#1 Prevent Loss of Muscle Mass
The body’s capacity for physical activity dramatically decreases as we age. After the age of 40, if strength training is not part of our regular activity, we begin to lose muscle mass at an average rate of 5 pounds per decade. The best way to combat this is through strength training. Studies have shown that for adults (including older adults), several weeks of muscle training results in about 3.1 pounds more muscle, and 4 pounds less fat.
#2 Burn More Calories
A common misconception is that in order to burn calories, you have to do a great amount of cardio. It’s true that a cardio workout will burn more calories during the workout than strength training does during the workout. However, once the cardio exercise stops the boost in calorie-burning stops along with it. With strength training, the calorie-burning continues for 3 days after the workout due to the process of microtrauma repair and muscle remodeling. Even while we sleep!
#3 Reduce Risk for Injury
Strong muscles help to cushion impact movements like running or jumping, while weak muscles can lead to injury. In addition, repeating the same activity can cause muscle imbalances which put them at greater risk for injury. For example, a cyclist uses their quadriceps and hip flexors more than the opposing muscle group, the hamstrings, and hip extensors. Muscle imbalances like this lead to injury on the weaker side.
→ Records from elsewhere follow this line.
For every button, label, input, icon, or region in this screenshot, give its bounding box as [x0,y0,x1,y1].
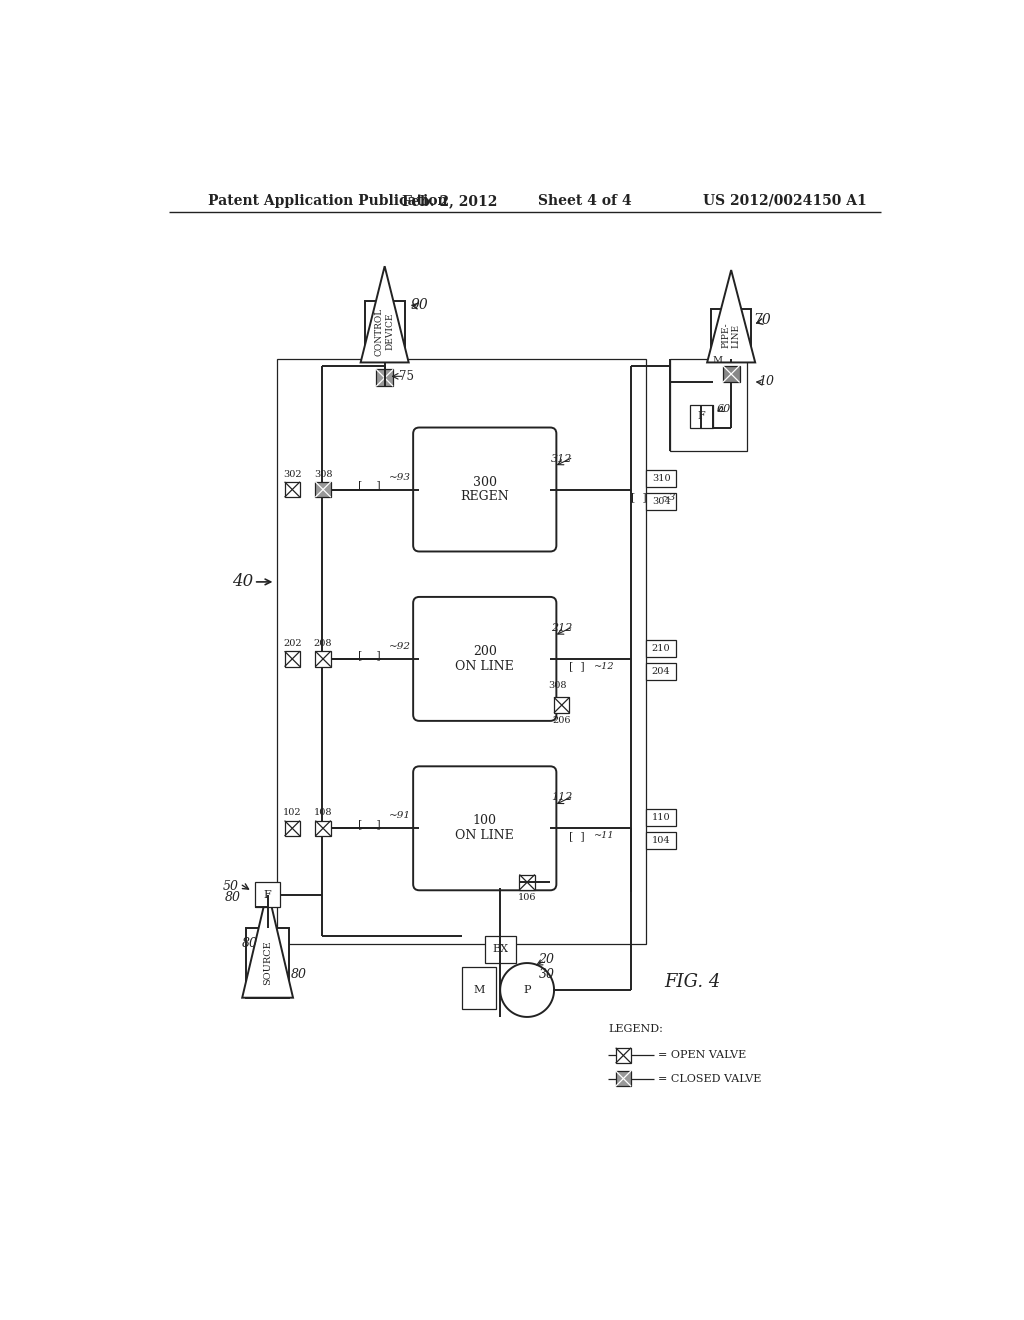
Text: F: F [264,890,271,899]
Bar [365,301,404,363]
Bar [285,821,300,836]
Bar [315,821,331,836]
Text: 208: 208 [313,639,333,648]
Text: = OPEN VALVE: = OPEN VALVE [658,1051,746,1060]
Bar [689,405,713,428]
Text: 310: 310 [652,474,671,483]
Bar [519,874,535,890]
Bar [255,882,280,907]
Text: 300
REGEN: 300 REGEN [461,475,509,503]
Text: 100
ON LINE: 100 ON LINE [456,814,514,842]
Text: 204: 204 [652,667,671,676]
Bar [646,663,676,680]
Text: P: P [523,985,530,995]
Text: Patent Application Publication: Patent Application Publication [208,194,447,207]
Text: 106: 106 [518,894,537,902]
Text: M: M [713,355,722,364]
Text: Feb. 2, 2012: Feb. 2, 2012 [402,194,498,207]
Text: 210: 210 [652,644,671,652]
Bar [315,482,331,498]
Text: ~92: ~92 [389,642,411,651]
FancyBboxPatch shape [413,428,556,552]
Text: 50: 50 [222,879,239,892]
Text: SOURCE: SOURCE [263,941,272,986]
Text: 30: 30 [539,968,554,981]
Text: 102: 102 [283,808,302,817]
Text: F: F [697,412,705,421]
Bar [484,936,515,964]
Text: 212: 212 [551,623,572,634]
Text: ~93: ~93 [389,473,411,482]
Text: ~3: ~3 [663,492,677,502]
Bar [554,697,569,713]
Text: ~91: ~91 [389,812,411,821]
Text: FIG. 4: FIG. 4 [665,973,721,991]
Text: 70: 70 [753,313,771,327]
Text: [  ]: [ ] [631,492,646,502]
Text: [    ]: [ ] [357,820,381,829]
Bar [615,1071,631,1086]
Text: 312: 312 [551,454,572,463]
Text: 202: 202 [283,639,302,648]
Text: 304: 304 [652,498,671,507]
Bar [646,832,676,849]
Text: 10: 10 [758,375,774,388]
Polygon shape [360,267,409,363]
Text: BX: BX [493,944,508,954]
FancyBboxPatch shape [413,597,556,721]
Bar [711,309,752,363]
Text: LEGEND:: LEGEND: [608,1023,663,1034]
Text: 75: 75 [398,370,414,383]
Text: 80: 80 [224,891,241,904]
Text: M: M [474,985,485,995]
Bar [646,809,676,826]
Text: ~11: ~11 [594,832,614,841]
Bar [247,928,289,998]
Text: CONTROL
DEVICE: CONTROL DEVICE [375,308,394,356]
Text: [  ]: [ ] [569,661,585,672]
Text: [    ]: [ ] [357,480,381,491]
Bar [315,651,331,667]
Text: 112: 112 [551,792,572,803]
Polygon shape [708,271,755,363]
Text: 308: 308 [313,470,333,479]
Text: 20: 20 [539,953,554,966]
Text: 104: 104 [652,836,671,845]
Text: 108: 108 [313,808,333,817]
Bar [646,640,676,656]
Text: US 2012/0024150 A1: US 2012/0024150 A1 [703,194,867,207]
FancyBboxPatch shape [413,767,556,890]
Text: 302: 302 [283,470,302,479]
Bar [670,359,746,451]
Text: [    ]: [ ] [357,649,381,660]
Text: 110: 110 [652,813,671,822]
Text: 40: 40 [231,573,253,590]
Text: ~12: ~12 [594,663,614,671]
Bar [615,1048,631,1063]
Polygon shape [500,964,554,1016]
Text: Sheet 4 of 4: Sheet 4 of 4 [538,194,632,207]
Bar [285,651,300,667]
Text: 308: 308 [549,681,567,690]
Text: 206: 206 [553,715,571,725]
Bar [646,470,676,487]
Text: 90: 90 [411,298,428,312]
Text: 60: 60 [717,404,730,413]
Bar [723,366,739,383]
Text: 80: 80 [291,968,307,981]
Text: [  ]: [ ] [569,832,585,841]
Text: 200
ON LINE: 200 ON LINE [456,645,514,673]
Text: PIPE-
LINE: PIPE- LINE [722,322,740,348]
Text: = CLOSED VALVE: = CLOSED VALVE [658,1073,762,1084]
Bar [462,966,497,1010]
Bar [276,359,646,944]
Bar [376,370,393,387]
Text: 80: 80 [242,937,258,950]
Bar [646,494,676,511]
Bar [285,482,300,498]
Polygon shape [243,890,293,998]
Strength training should include all muscle groups to avoid this type of injury.
#4 Disease Prevention
Muscle training has been known to help insulin response in diabetes, improve lipid profiles, reduce the risk of cardiovascular disease, lower resting blood pressure, improve metabolic syndrome risk factors, increase bone density, and decrease the prevalence of depression.
#5 Improved Body Composition
Strength training leads to more muscle and less fat in the body. Doing only cardio may help with weight loss, but it will not shape or strengthen the body. In fact, muscle growth from strength training may cause your weight to stay the same or even increase, and that’s okay! It’s why I recommend tracking your progress with measuring tape instead of a scale. A 160-pound body with more fat than muscle will look quite different from a 160-pound body with more muscle than fat. More muscle and less fat not only give the body the toned, strong, shape that many people strive for, but it also helps with overall health.
#6 Reduced Pain
Even though you may experience delayed onset muscle soreness (DOMS) while strength training, your overall, everyday, pain be will be reduced. Muscle training also reduces the pain of osteoarthritis and rheumatoid arthritis due to increased support around the bones and joints.
#7 Stay Strong and Active
Having strong muscles allows us to continue the activities we love as we age. Our strong bodies will allow us to keep running, biking, hiking, kayaking, mountain climbing, keeping up with our kids or grandkids, and more.
Being strong and active enhances the overall quality of life while extending our lifespan. If you aren’t doing it already, try adding in a few days per week of strength training!